E ha rivelato che dover recitare con una pistola in mano gli ha fatto capire, nonostante si sia sempre considerato un convinto pacifista, che in ognuno di noi esistono istinti inconsapevoli e magari violenti. “Per A.C.A.B. ho trascorso del tempo insieme a veri celerini, sono stato allo stadio a osservarli mentre lavoravano, ho preso dimestichezza con scudi e manganelli per poi scoprire che anch’io potrei usarli se dovessi essere aggredito. Mi era già capitato in Romanzo criminale, quando mi sono trovato con una pistola tra le mani. Ecco un altro aspetto positivo del mio lavoro: ti dà la possibilità di sollecitare i tuoi istinti e prendere coscienza dei rischi che comportano. Ho frequentato a lungo un vero celerino di destra per poi scoprire che a casa, insieme al busto del Duce, aveva il manifesto di Che Guevara. Questo per dire che l’essere umano non è mai una cosa sola. È anche per questo che ho accettato l’avventura del Festival di Sanremo”.

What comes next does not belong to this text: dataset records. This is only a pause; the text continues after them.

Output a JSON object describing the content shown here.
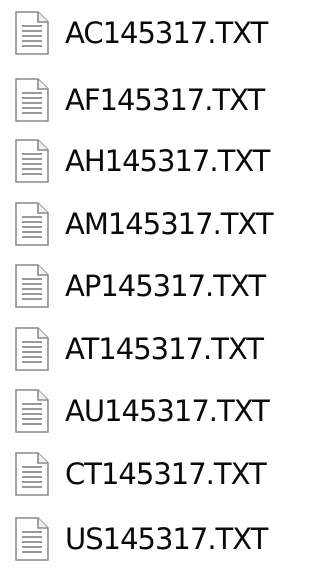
{
  "files": [
    {
      "name": "AC145317.TXT",
      "icon": "text-file-icon"
    },
    {
      "name": "AF145317.TXT",
      "icon": "text-file-icon"
    },
    {
      "name": "AH145317.TXT",
      "icon": "text-file-icon"
    },
    {
      "name": "AM145317.TXT",
      "icon": "text-file-icon"
    },
    {
      "name": "AP145317.TXT",
      "icon": "text-file-icon"
    },
    {
      "name": "AT145317.TXT",
      "icon": "text-file-icon"
    },
    {
      "name": "AU145317.TXT",
      "icon": "text-file-icon"
    },
    {
      "name": "CT145317.TXT",
      "icon": "text-file-icon"
    },
    {
      "name": "US145317.TXT",
      "icon": "text-file-icon"
    }
  ]
}
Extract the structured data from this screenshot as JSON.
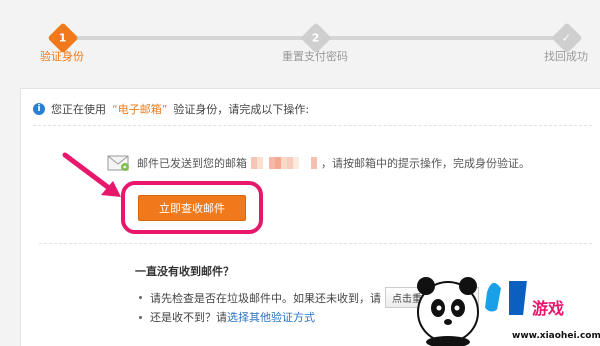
{
  "steps": [
    {
      "num": "1",
      "label": "验证身份",
      "active": true
    },
    {
      "num": "2",
      "label": "重置支付密码",
      "active": false
    },
    {
      "num": "✓",
      "label": "找回成功",
      "active": false
    }
  ],
  "info": {
    "prefix": "您正在使用",
    "method": "“电子邮箱”",
    "suffix": "验证身份，请完成以下操作:"
  },
  "mail": {
    "sent_text": "邮件已发送到您的邮箱",
    "after_text": "，请按邮箱中的提示操作，完成身份验证。"
  },
  "button": {
    "label": "立即查收邮件"
  },
  "help": {
    "title": "一直没有收到邮件？",
    "item1_text": "请先检查是否在垃圾邮件中。如果还未收到，请",
    "resend_label": "点击重新发送邮件",
    "item2_prefix": "还是收不到？请",
    "item2_link": "选择其他验证方式"
  },
  "watermark": {
    "brand": "小黑游戏",
    "url": "www.xiaohei.com"
  },
  "colors": {
    "accent": "#f07a1b",
    "highlight_border": "#e8176c",
    "link": "#2b73c0"
  }
}
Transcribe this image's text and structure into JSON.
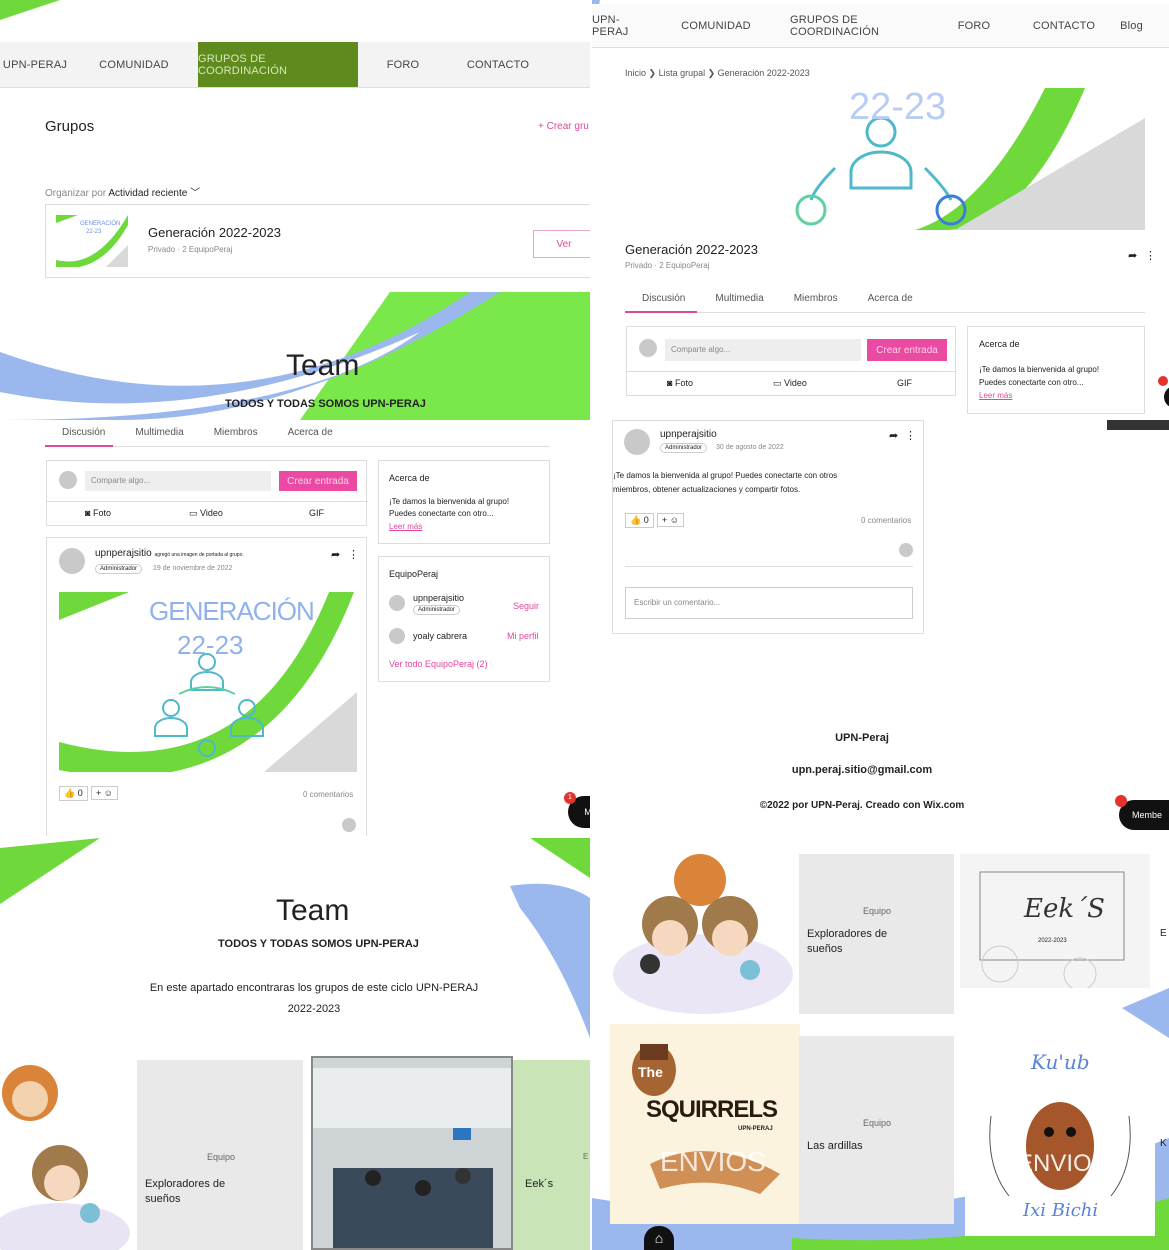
{
  "nav_left": {
    "items": [
      "UPN-PERAJ",
      "COMUNIDAD",
      "GRUPOS DE COORDINACIÓN",
      "FORO",
      "CONTACTO"
    ]
  },
  "nav_right": {
    "items": [
      "UPN-PERAJ",
      "COMUNIDAD",
      "GRUPOS DE COORDINACIÓN",
      "FORO",
      "CONTACTO",
      "Blog"
    ]
  },
  "groups_page": {
    "title": "Grupos",
    "create_label": "+ Crear gru",
    "sort_prefix": "Organizar por",
    "sort_value": "Actividad reciente",
    "group_name": "Generación 2022-2023",
    "group_meta": "Privado · 2 EquipoPeraj",
    "view_label": "Ver",
    "thumb_text_1": "GENERACIÓN",
    "thumb_text_2": "22-23"
  },
  "team_banner": {
    "title": "Team",
    "subtitle": "TODOS Y TODAS SOMOS UPN-PERAJ"
  },
  "tabs": [
    "Discusión",
    "Multimedia",
    "Miembros",
    "Acerca de"
  ],
  "composer": {
    "placeholder": "Comparte algo...",
    "create_label": "Crear entrada",
    "photo": "Foto",
    "video": "Video",
    "gif": "GIF"
  },
  "about": {
    "title": "Acerca de",
    "text_1": "¡Te damos la bienvenida al grupo!",
    "text_2": "Puedes conectarte con otro...",
    "more": "Leer más"
  },
  "members_box": {
    "title": "EquipoPeraj",
    "m1_name": "upnperajsitio",
    "m1_role": "Administrador",
    "m1_action": "Seguir",
    "m2_name": "yoaly cabrera",
    "m2_action": "Mi perfil",
    "view_all": "Ver todo EquipoPeraj (2)"
  },
  "post1": {
    "author": "upnperajsitio",
    "action": "agregó una imagen de portada al grupo.",
    "role": "Administrador",
    "date": "19 de noviembre de 2022",
    "image_text_1": "GENERACIÓN",
    "image_text_2": "22-23",
    "likes": "0",
    "comments": "0 comentarios"
  },
  "group_detail": {
    "breadcrumb": [
      "Inicio",
      "Lista grupal",
      "Generación 2022-2023"
    ],
    "cover_text": "22-23",
    "name": "Generación 2022-2023",
    "meta": "Privado · 2 EquipoPeraj"
  },
  "post2": {
    "author": "upnperajsitio",
    "role": "Administrador",
    "date": "30 de agosto de 2022",
    "text_1": "¡Te damos la bienvenida al grupo! Puedes conectarte con otros",
    "text_2": "miembros, obtener actualizaciones y compartir fotos.",
    "likes": "0",
    "comments": "0 comentarios",
    "comment_placeholder": "Escribir un comentario..."
  },
  "footer": {
    "name": "UPN-Peraj",
    "email": "upn.peraj.sitio@gmail.com",
    "copyright": "©2022 por UPN-Peraj. Creado con Wix.com",
    "members_label": "Membe",
    "members_short": "M",
    "badge": "1"
  },
  "team_page": {
    "title": "Team",
    "subtitle": "TODOS Y TODAS SOMOS UPN-PERAJ",
    "intro_1": "En este apartado encontraras los grupos de este ciclo UPN-PERAJ",
    "intro_2": "2022-2023",
    "card1_label": "Equipo",
    "card1_name_1": "Exploradores de",
    "card1_name_2": "sueños",
    "card2_name": "Eek´s",
    "card2_partial": "E"
  },
  "teams_grid": {
    "card1_label": "Equipo",
    "card1_name_1": "Exploradores de",
    "card1_name_2": "sueños",
    "eeks_logo": "Eek´S",
    "eeks_sub": "2022-2023",
    "squirrels_the": "The",
    "squirrels_word": "SQUIRRELS",
    "squirrels_sub": "UPN-PERAJ",
    "squirrels_watermark": "ENVIOS",
    "card3_label": "Equipo",
    "card3_name": "Las ardillas",
    "kuub_logo": "Ku'ub",
    "kuub_watermark": "ENVIO",
    "kuub_sub": "Ixi Bichi",
    "right_edge_1": "E",
    "right_edge_2": "K"
  },
  "colors": {
    "accent_green": "#5f8a1e",
    "lime": "#7ae84a",
    "blue": "#9ab7ee",
    "pink": "#ea4aa2"
  }
}
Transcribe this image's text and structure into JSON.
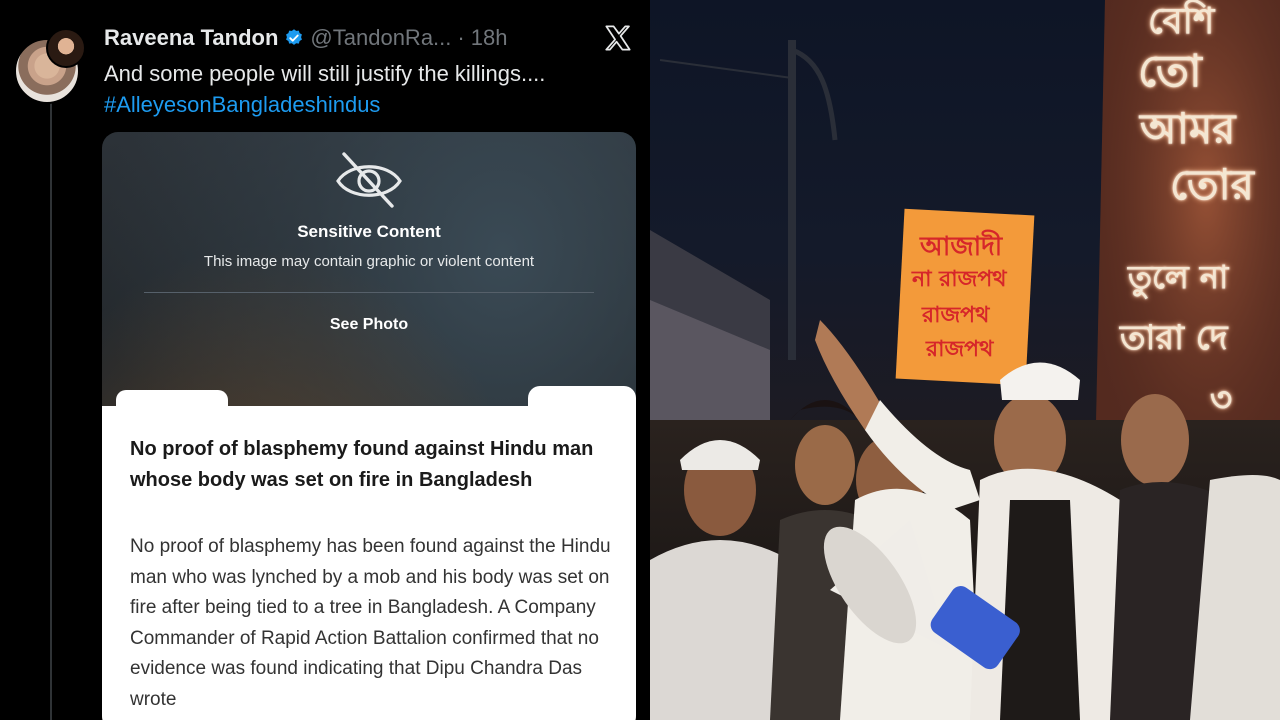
{
  "tweet": {
    "display_name": "Raveena Tandon",
    "handle": "@TandonRa...",
    "separator": "·",
    "time": "18h",
    "text": "And some people will still justify the killings....",
    "hashtag": "#AlleyesonBangladeshindus",
    "more_menu": "···",
    "verified_color": "#1d9bf0",
    "platform_icon": "x-logo-icon"
  },
  "sensitive_overlay": {
    "icon": "eye-slash-icon",
    "title": "Sensitive Content",
    "subtitle": "This image may contain graphic or violent content",
    "action_label": "See Photo"
  },
  "news_card": {
    "headline": "No proof of blasphemy found against Hindu man whose body was set on fire in Bangladesh",
    "body": "No proof of blasphemy has been found against the Hindu man who was lynched by a mob and his body was set on fire after being tied to a tree in Bangladesh. A Company Commander of Rapid Action Battalion confirmed that no evidence was found indicating that Dipu Chandra Das wrote"
  },
  "protest_photo": {
    "placard_lines": [
      "আজাদী",
      "না রাজপথ",
      "রাজপথ",
      "রাজপথ"
    ],
    "wall_lines": [
      "বেশি",
      "তো",
      "আমর",
      "তোর",
      "তুলে না",
      "তারা দে",
      "৩"
    ]
  }
}
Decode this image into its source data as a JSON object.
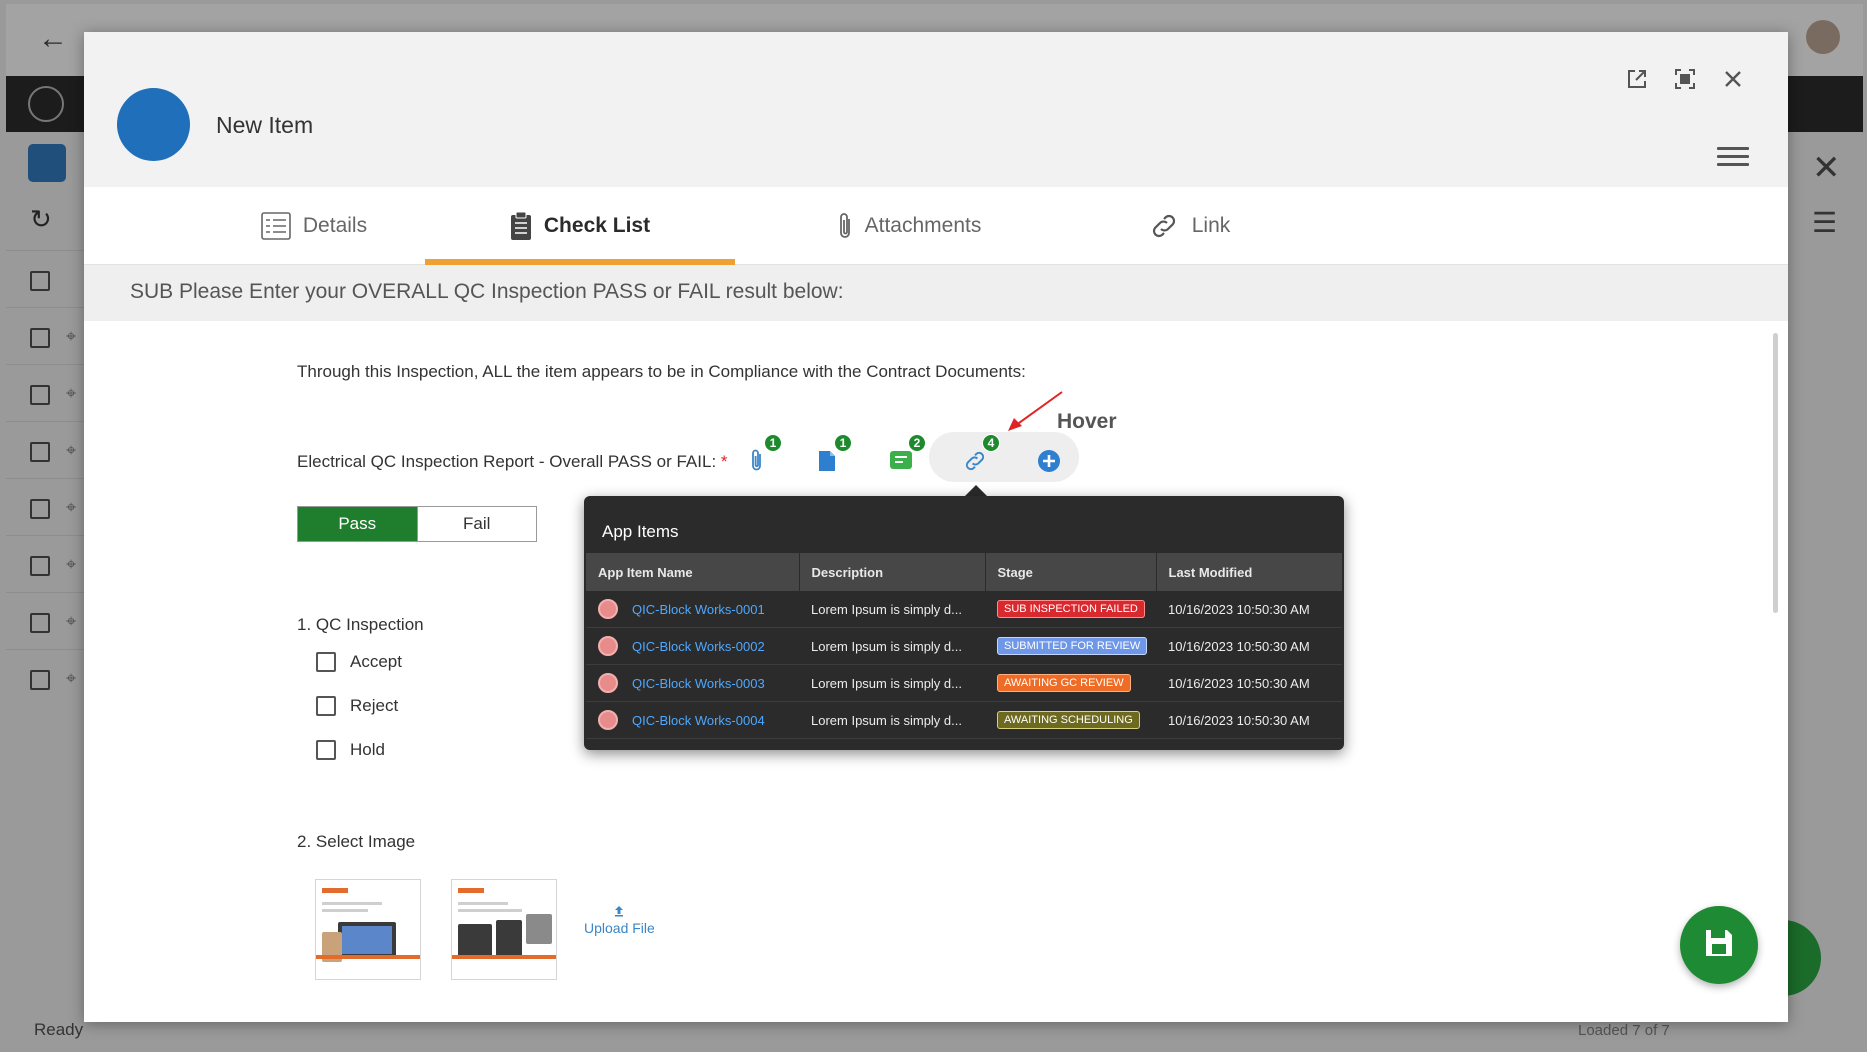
{
  "header": {
    "title": "New Item"
  },
  "tabs": [
    {
      "label": "Details",
      "icon": "list-icon"
    },
    {
      "label": "Check List",
      "icon": "clipboard-icon"
    },
    {
      "label": "Attachments",
      "icon": "paperclip-icon"
    },
    {
      "label": "Link",
      "icon": "link-icon"
    }
  ],
  "active_tab": "Check List",
  "section": {
    "heading": "SUB Please Enter your OVERALL QC Inspection PASS or FAIL result below:"
  },
  "compliance_text": "Through this Inspection, ALL the item appears to be in Compliance with the Contract Documents:",
  "question": {
    "label": "Electrical QC Inspection Report - Overall PASS or FAIL:",
    "required_mark": "*"
  },
  "counts": {
    "attachments": "1",
    "documents": "1",
    "comments": "2",
    "links": "4"
  },
  "hover_label": "Hover",
  "pass_fail": {
    "pass_label": "Pass",
    "fail_label": "Fail",
    "selected": "Pass"
  },
  "qc_inspection": {
    "title": "1. QC Inspection",
    "options": [
      "Accept",
      "Reject",
      "Hold"
    ]
  },
  "select_image": {
    "title": "2. Select Image",
    "upload_label": "Upload File"
  },
  "popover": {
    "title": "App Items",
    "columns": [
      "App Item Name",
      "Description",
      "Stage",
      "Last Modified"
    ],
    "rows": [
      {
        "name": "QIC-Block Works-0001",
        "description": "Lorem Ipsum is simply d...",
        "stage": "SUB INSPECTION FAILED",
        "modified": "10/16/2023  10:50:30 AM"
      },
      {
        "name": "QIC-Block Works-0002",
        "description": "Lorem Ipsum is simply d...",
        "stage": "SUBMITTED FOR REVIEW",
        "modified": "10/16/2023  10:50:30 AM"
      },
      {
        "name": "QIC-Block Works-0003",
        "description": "Lorem Ipsum is simply d...",
        "stage": "AWAITING GC REVIEW",
        "modified": "10/16/2023  10:50:30 AM"
      },
      {
        "name": "QIC-Block Works-0004",
        "description": "Lorem Ipsum is simply d...",
        "stage": "AWAITING SCHEDULING",
        "modified": "10/16/2023  10:50:30 AM"
      }
    ]
  },
  "background": {
    "status_text": "Ready",
    "loaded_text": "Loaded 7 of 7"
  },
  "colors": {
    "accent": "#f0a030",
    "pass": "#1e7e2e",
    "link": "#4ea8ff",
    "avatar": "#1f6fba"
  }
}
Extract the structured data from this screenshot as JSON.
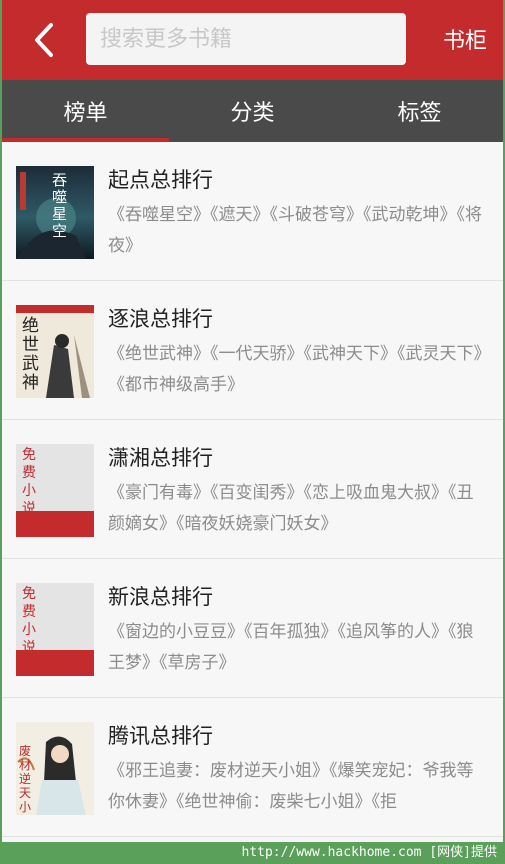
{
  "header": {
    "search_placeholder": "搜索更多书籍",
    "shelf_label": "书柜"
  },
  "tabs": [
    {
      "label": "榜单",
      "active": true
    },
    {
      "label": "分类",
      "active": false
    },
    {
      "label": "标签",
      "active": false
    }
  ],
  "rankings": [
    {
      "title": "起点总排行",
      "books": "《吞噬星空》《遮天》《斗破苍穹》《武动乾坤》《将夜》",
      "cover_text": "吞噬星空"
    },
    {
      "title": "逐浪总排行",
      "books": "《绝世武神》《一代天骄》《武神天下》《武灵天下》《都市神级高手》",
      "cover_text": "绝世武神"
    },
    {
      "title": "潇湘总排行",
      "books": "《豪门有毒》《百变闺秀》《恋上吸血鬼大叔》《丑颜嫡女》《暗夜妖娆豪门妖女》",
      "cover_text": "免费小说"
    },
    {
      "title": "新浪总排行",
      "books": "《窗边的小豆豆》《百年孤独》《追风筝的人》《狼王梦》《草房子》",
      "cover_text": "免费小说"
    },
    {
      "title": "腾讯总排行",
      "books": "《邪王追妻：废材逆天小姐》《爆笑宠妃：爷我等你休妻》《绝世神偷：废柴七小姐》《拒",
      "cover_text": "废材逆天小姐"
    }
  ],
  "watermark": "http://www.hackhome.com [网侠]提供",
  "colors": {
    "accent": "#c32b2d",
    "tabbar": "#4a4a4a",
    "list_bg": "#f7f7f7"
  }
}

Sanremo ha cambiato la percezione del pubblico nei suoi confronti. “Ero poliedrico anche prima, ma adesso se ne sono accorti tutti – ha scherzato – Avrei dovuto fare già prima qualcosa del genere, superando la paura di ciò che il pubblico avrebbe pensato di me. Ma mi sono ricordato di come Gassman non avesse avuto timore di esibirsi a Canzonissima, di Mastroianni che ululava accanto a Mina, di Tognazzi che raccontava barzellette. Ora sono diventato nazional-popolare ma è una cosa bella. Purché lo si faccia bene”.

Momenti esilaranti della master class sono state le imitazioni – una specialità di Favino – dei colleghi Marco Giallini e Rocco Papaleo. Ma non sono mancati i momenti seri, per esempio quando ha parlato del suo impegno come direttore di una scuola di formazione per giovani attori a Firenze. “Ho deciso di dirigere l’Oltrarno di Firenze a condizione che la scuola fosse gratuita e poi ho voluto che gli insegnanti provenissero da tutto il mondo, perché gli allievi potessero apprendere delle tecniche che qui non sono insegnate. Negli Usa, dove ho lavorato spesso, la formazione è molto seguita”.

Una riflessione anche sull’immagine della donna, tra cinema e società. “Sono schifato da come vengono rappresentate nel cinema italiano, spesso come nevrotiche oppure bisognose. Ma la responsabilità è anche del mondo femminile, sono le mie colleghe che possono ribaltare i cliché. Maria Sole Tognazzi con Viaggio sola ci è riuscita. Nei miei spettacoli teatrali, La controra e Servo per due, le donne sono sempre protagoniste. E non vorrei mai che mia moglie si vestisse e si truccasse come per una copertina di una rivista patinata”. 

Prima di intrattenersi a lungo con gli spettatori per gli autografi e i selfie, ha incassato i complimenti di un illustre spettatore, Pippo Baudo, che sarà protagonista della prossima masterclass: “Sono venuto qui ad ascoltarti perché sei bravo, colto e intelligente. Ti auguro ogni fortuna!”.